Die Situation des stationären Sortiments kommt einem Albtraum gleich: Nichts geht mehr außer Distanzhandel. Amazon profitiert derweil und prahlt schon mit 100 000 neuen Jobs in den USA. So agiert ein Krisengewinnler, der sich seine Lager nun vollhamstern wird, aber keineswegs mit Büchern, sondern mit Produkten des unmittelbaren Bedarfs. Das hat der Online-Riese in kühlen Worten seinen Verlagskunden am Montag bereits mitgeteilt: Man priorisiere Haushaltswaren und Sanitätsartikel, eben alles aktuell Nachgefragte. Das Business brummt.
Der Sortimenter vor Ort hingegen steht vor schweren Wochen, womöglich Monaten. SARS-CoV-2 hat den Selektionsdruck auf Geschäftsmodelle erhöht: Im Vorteil sind Angebote, die auf Distanz funktionieren. Wer bestellt und kommen lässt, statt hinzugehen und abzuholen, muss sich jetzt nicht umstellen. Was für Buchhändler der Shutdown, ist für Amazon das Booten. In Krisen verstärkt sich Ungleichheit.
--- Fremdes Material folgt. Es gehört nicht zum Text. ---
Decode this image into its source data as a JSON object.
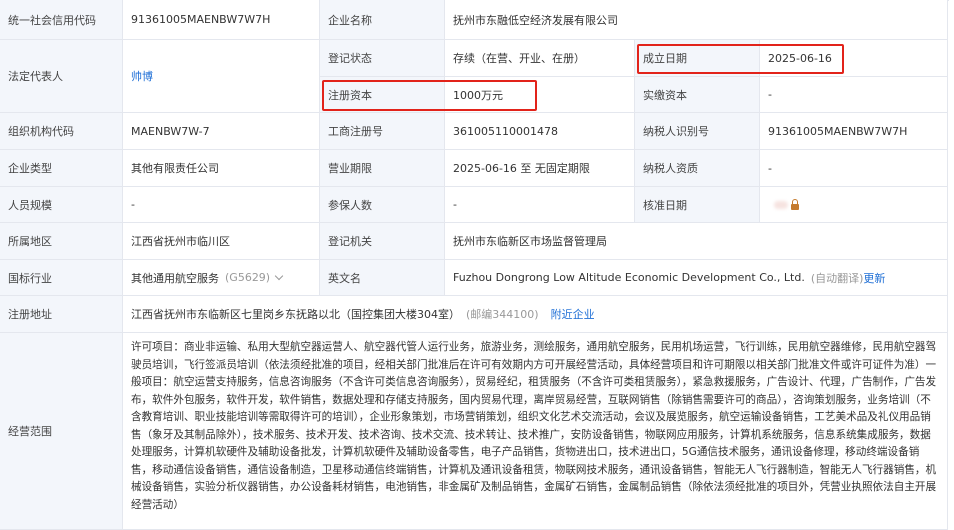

Buchhändler machen gerade das Beste aus dem Schlechten: Sie verweisen auf ihre Shops; bieten persönliche Zustellung an; organisieren Abholstationen in Apotheken; stärken ihren Bestellservice. Man wird in den nächsten Tagen viele kreative Ideen sehen. Der Ausnahmezustand lädt zu digitalen Experimenten ein. Anregung kommt hier auch von anderswo aus dem Kulturbetrieb. Der Pianist Igor Levit zum Beispiel wird gerade gefeiert für seine sympathische Idee eines täglichen Internetkonzerts bei freiem Eintritt. Warum also nicht Lesungen streamen nebst Bestellbutton als Büchertischersatz?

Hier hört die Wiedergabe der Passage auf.